Everything after the idea was bad!
The red bar just marks the vertical distance by which Vargas missed his target. The horizontal is more difficult to figure because of the off-center camera angle. The horizontal wasn't really the problem, as Gameday put this pitch on the inside edge. But instead of a fastball at the knees, Vargas threw a fastball at the belt, which is the complete opposite side of the zone. From a distance of 60 feet away, it's not easy to spot a pitch in a certain small area, but this pitch missed in the strike zone by approximately the height of the strike zone. It stands to reason that Jason Vargas has a smaller margin of error than a lot of pitchers, and this pitch was outside of the margin.

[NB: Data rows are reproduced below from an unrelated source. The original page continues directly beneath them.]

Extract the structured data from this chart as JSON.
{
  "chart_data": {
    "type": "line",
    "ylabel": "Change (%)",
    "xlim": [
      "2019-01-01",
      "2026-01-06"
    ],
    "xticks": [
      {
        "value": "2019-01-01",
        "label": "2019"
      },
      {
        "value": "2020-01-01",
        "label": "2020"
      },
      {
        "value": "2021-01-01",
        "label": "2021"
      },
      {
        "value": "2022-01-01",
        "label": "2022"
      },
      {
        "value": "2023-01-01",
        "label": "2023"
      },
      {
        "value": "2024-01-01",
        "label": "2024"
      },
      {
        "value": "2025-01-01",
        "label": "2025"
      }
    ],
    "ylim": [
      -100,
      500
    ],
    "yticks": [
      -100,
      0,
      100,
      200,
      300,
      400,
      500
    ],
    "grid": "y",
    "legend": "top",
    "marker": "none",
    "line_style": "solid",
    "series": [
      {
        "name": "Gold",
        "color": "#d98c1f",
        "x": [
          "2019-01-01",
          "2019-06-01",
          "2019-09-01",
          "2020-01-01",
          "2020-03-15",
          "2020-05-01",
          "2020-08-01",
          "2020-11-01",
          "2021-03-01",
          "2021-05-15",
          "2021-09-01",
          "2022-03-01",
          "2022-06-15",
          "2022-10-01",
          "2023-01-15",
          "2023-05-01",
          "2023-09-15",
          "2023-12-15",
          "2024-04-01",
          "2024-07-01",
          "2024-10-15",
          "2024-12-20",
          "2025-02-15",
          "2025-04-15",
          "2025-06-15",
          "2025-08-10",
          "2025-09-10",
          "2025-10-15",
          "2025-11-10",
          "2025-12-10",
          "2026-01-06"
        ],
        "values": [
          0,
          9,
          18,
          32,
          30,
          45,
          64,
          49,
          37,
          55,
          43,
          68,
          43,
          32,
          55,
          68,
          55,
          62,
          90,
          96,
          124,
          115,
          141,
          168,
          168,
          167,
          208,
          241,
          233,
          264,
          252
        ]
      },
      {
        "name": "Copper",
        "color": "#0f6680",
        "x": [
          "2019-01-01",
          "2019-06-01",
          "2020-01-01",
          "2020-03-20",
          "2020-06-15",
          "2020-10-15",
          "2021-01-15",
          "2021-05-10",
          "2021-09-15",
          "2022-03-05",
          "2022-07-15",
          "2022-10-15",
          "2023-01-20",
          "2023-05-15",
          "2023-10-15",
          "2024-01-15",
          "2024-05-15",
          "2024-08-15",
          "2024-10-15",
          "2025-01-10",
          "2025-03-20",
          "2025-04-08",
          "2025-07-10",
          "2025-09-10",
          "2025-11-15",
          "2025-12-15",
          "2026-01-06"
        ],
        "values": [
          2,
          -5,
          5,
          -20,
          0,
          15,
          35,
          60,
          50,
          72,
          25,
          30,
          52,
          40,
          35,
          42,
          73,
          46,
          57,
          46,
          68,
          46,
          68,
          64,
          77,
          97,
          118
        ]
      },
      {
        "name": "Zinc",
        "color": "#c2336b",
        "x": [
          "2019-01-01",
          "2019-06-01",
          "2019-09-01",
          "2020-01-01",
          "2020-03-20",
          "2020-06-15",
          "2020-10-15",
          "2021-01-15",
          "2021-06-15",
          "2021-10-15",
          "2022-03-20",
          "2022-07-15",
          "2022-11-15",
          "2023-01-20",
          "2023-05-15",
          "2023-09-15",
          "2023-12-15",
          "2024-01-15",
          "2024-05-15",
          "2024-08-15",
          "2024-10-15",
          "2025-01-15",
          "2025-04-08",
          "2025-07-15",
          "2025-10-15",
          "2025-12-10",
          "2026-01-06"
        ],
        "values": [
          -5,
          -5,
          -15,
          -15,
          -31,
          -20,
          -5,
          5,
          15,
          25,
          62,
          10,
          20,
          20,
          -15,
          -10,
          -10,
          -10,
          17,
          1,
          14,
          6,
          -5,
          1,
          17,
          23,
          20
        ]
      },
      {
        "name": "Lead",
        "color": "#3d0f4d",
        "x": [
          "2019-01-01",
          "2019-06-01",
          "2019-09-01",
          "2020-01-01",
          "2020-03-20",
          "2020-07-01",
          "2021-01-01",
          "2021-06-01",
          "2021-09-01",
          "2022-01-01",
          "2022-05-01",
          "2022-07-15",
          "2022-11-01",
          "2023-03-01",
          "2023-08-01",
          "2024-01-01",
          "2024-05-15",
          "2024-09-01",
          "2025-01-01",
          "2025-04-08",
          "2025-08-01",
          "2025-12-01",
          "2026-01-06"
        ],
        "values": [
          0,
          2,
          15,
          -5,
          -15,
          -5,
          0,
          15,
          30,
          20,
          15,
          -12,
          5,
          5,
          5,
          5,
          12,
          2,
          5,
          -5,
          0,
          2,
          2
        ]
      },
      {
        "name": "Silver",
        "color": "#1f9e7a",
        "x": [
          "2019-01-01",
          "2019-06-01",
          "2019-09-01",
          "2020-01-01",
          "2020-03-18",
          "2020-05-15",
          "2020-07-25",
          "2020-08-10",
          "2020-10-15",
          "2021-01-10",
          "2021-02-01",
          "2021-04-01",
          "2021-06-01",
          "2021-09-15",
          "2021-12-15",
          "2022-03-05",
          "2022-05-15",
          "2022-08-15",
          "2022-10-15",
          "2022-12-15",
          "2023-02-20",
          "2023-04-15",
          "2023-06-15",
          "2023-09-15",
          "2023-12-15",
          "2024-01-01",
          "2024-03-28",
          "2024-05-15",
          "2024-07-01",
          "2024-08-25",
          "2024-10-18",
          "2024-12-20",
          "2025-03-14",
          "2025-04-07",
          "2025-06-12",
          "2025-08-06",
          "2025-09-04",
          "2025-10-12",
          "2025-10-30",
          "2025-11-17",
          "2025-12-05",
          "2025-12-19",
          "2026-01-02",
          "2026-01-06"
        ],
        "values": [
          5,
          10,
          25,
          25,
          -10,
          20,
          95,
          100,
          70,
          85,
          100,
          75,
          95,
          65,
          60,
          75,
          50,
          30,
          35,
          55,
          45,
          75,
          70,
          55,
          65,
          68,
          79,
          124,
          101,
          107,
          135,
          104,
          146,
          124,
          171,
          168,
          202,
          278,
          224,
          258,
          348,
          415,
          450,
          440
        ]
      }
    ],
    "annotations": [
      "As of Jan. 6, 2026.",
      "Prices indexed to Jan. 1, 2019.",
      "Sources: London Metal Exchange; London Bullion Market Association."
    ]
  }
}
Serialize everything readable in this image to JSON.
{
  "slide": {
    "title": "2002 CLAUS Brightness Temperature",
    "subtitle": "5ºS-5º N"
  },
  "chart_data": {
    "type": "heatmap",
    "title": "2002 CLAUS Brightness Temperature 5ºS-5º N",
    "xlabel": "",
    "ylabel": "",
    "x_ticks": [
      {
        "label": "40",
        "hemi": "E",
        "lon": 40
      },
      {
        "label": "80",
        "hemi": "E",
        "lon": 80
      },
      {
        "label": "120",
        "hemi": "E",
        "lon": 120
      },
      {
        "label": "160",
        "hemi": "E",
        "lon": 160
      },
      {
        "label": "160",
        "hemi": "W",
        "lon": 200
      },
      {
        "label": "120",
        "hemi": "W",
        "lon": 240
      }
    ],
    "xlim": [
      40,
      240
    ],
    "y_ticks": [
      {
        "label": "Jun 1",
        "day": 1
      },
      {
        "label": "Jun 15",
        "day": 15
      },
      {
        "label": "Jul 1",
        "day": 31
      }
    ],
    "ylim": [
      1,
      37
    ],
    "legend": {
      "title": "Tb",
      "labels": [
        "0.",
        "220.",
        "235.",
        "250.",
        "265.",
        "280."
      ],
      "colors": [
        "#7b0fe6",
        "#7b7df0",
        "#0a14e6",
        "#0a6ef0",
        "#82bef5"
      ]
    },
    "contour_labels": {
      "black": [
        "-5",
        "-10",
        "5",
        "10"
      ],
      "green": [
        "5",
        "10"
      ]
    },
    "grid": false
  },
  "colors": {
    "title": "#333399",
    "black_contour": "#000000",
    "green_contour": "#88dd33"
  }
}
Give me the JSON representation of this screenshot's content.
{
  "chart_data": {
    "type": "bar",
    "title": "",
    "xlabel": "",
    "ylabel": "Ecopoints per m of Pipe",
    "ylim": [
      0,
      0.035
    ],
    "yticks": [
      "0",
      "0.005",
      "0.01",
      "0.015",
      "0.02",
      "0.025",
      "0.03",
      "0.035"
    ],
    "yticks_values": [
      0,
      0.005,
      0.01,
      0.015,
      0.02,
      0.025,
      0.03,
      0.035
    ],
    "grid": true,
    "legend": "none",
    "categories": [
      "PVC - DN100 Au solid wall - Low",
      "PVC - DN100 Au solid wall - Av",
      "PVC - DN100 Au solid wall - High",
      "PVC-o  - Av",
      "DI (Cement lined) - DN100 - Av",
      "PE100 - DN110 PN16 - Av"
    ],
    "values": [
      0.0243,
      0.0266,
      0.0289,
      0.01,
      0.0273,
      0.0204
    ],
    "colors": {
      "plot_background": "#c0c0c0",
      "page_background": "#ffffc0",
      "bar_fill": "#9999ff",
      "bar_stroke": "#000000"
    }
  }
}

Vargas, for whatever it's worth, knew immediately that he'd allowed another home run. He's allowed a lot of them this season, so maybe he's becoming increasingly adept at recognizing them off the bat. But this was a home run in Safeco, and Vargas hasn't allowed so many of those, and it's so late, it's so late on a Sunday and I'm so tired, I don't know how to finish this sentence, why did I start this sentence, what am I doing
This isn't a thoroughweekend in review, because I'm not talking about the Friday night game, or the Saturday night game, and I'm not saying much about the Sunday afternoon game. This is as thorough a Seattle Mariners weekend in review as anybody should want to read. Probably more thorough. Here's the Seattle Mariners weekend in review people should actually want to read: "Nope." That's it. Just, nope, let's not. Let's move on to what's next, or let's do something completely different. It's a big world, with lots of things to do in it.